This post is also available in: English (Anglais)


Je me suis souvent sentie tirée dans des directions opposées. Quand j’ai terminé mes études secondaires, j’étais déchirée entre poursuivre mes études en musique ou en génie. Et quand je planifiais où je m’installerais, je ne savais quoi choisir entre profiter de la vie trépidante du centre-ville de Toronto ou vivre paisiblement dans la nature sauvage du nord de l’Ontario. Ce sont des exemples faciles.

Dans mon travail, cette habitude d’être dans deux univers cognitifs en même temps se manifeste en soi par ma passion pour l’environnementalisme et ma compréhension de l’industrie dans son ensemble. Cette division transparaît dans mon doctorat en recherche sur les carburants solaires.
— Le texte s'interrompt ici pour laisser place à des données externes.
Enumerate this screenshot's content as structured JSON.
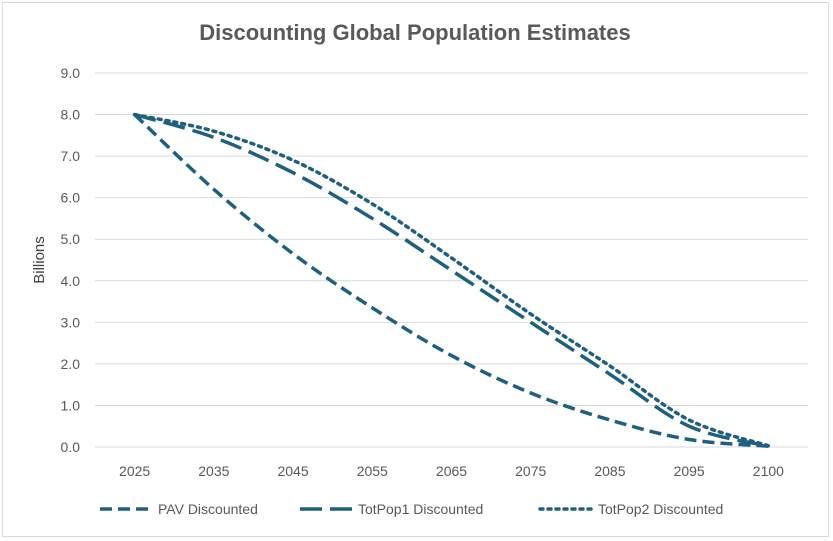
{
  "chart_data": {
    "type": "line",
    "title": "Discounting Global Population Estimates",
    "ylabel": "Billions",
    "xlabel": "",
    "ylim": [
      0,
      9
    ],
    "yticks": [
      "0.0",
      "1.0",
      "2.0",
      "3.0",
      "4.0",
      "5.0",
      "6.0",
      "7.0",
      "8.0",
      "9.0"
    ],
    "x_ticks": [
      "2025",
      "2035",
      "2045",
      "2055",
      "2065",
      "2075",
      "2085",
      "2095",
      "2100"
    ],
    "grid": true,
    "legend_position": "bottom",
    "series": [
      {
        "name": "PAV Discounted",
        "style": "dash",
        "color": "#1f5f7f",
        "points": [
          [
            2025,
            8.0
          ],
          [
            2035,
            6.2
          ],
          [
            2045,
            4.65
          ],
          [
            2055,
            3.35
          ],
          [
            2065,
            2.2
          ],
          [
            2075,
            1.3
          ],
          [
            2085,
            0.65
          ],
          [
            2095,
            0.18
          ],
          [
            2100,
            0.02
          ]
        ]
      },
      {
        "name": "TotPop1 Discounted",
        "style": "long-dash",
        "color": "#1f5f7f",
        "points": [
          [
            2025,
            8.0
          ],
          [
            2035,
            7.45
          ],
          [
            2045,
            6.6
          ],
          [
            2055,
            5.5
          ],
          [
            2065,
            4.25
          ],
          [
            2075,
            3.0
          ],
          [
            2085,
            1.75
          ],
          [
            2095,
            0.5
          ],
          [
            2100,
            0.02
          ]
        ]
      },
      {
        "name": "TotPop2 Discounted",
        "style": "dot",
        "color": "#1f5f7f",
        "points": [
          [
            2025,
            8.0
          ],
          [
            2035,
            7.6
          ],
          [
            2045,
            6.9
          ],
          [
            2055,
            5.85
          ],
          [
            2065,
            4.55
          ],
          [
            2075,
            3.2
          ],
          [
            2085,
            1.95
          ],
          [
            2095,
            0.65
          ],
          [
            2100,
            0.03
          ]
        ]
      }
    ]
  }
}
J’ai entrepris de me pencher sur la manière dont les produits pétrochimiques industriels communs pouvaient provenir de déchets de GES plutôt que de matières premières fossiles. Et encore mieux, je voulais comprendre comment ces réactions pouvaient être alimentées par la lumière du soleil plutôt que par la chaleur provenant des combustibles fossiles, comme cela est la norme depuis la révolution industrielle.

Ayant fait partie du monde universitaire pendant presque toute ma vie d’adulte, l’entrepreneuriat m’a amenée à explorer la tension perçue entre les projets à impacts sociaux et les dures réalités économiques. Mon objectif est de faire de Solistra une entreprise de génie chimique à la fois axée sur les services humanitaires et les services publics, qui travaille à des projets visant à accroître la durabilité des collectivités.

Les techs propres sont un secteur des plus stimulants, et pénétrer le marché des marchandises comporte également son lot de défis à relever. Pour épurer notre atmosphère et atténuer les effets des changements climatiques, nous devrons peut-être commencer à voir notre infrastructure chimique de la manière dont nous voyons notre infrastructure publique. Si les produits et les procédés de l’univers du génie chimique sont si essentiels à nos vies quotidiennes, leur exploitation devrait-elle être vue comme un service public, un peu comme une entreprise de services publics? Et même si la taxation des émissions produites par les entreprises privées est un mécanisme qui encourage l’adoption de technologies de conversion de GES comme celle de Solistra, pourrions-nous également en venir un jour à voir notre atmosphère comme un bien public devant être assaini, un peu comme l’entretien des parcs et le traitement des eaux usées?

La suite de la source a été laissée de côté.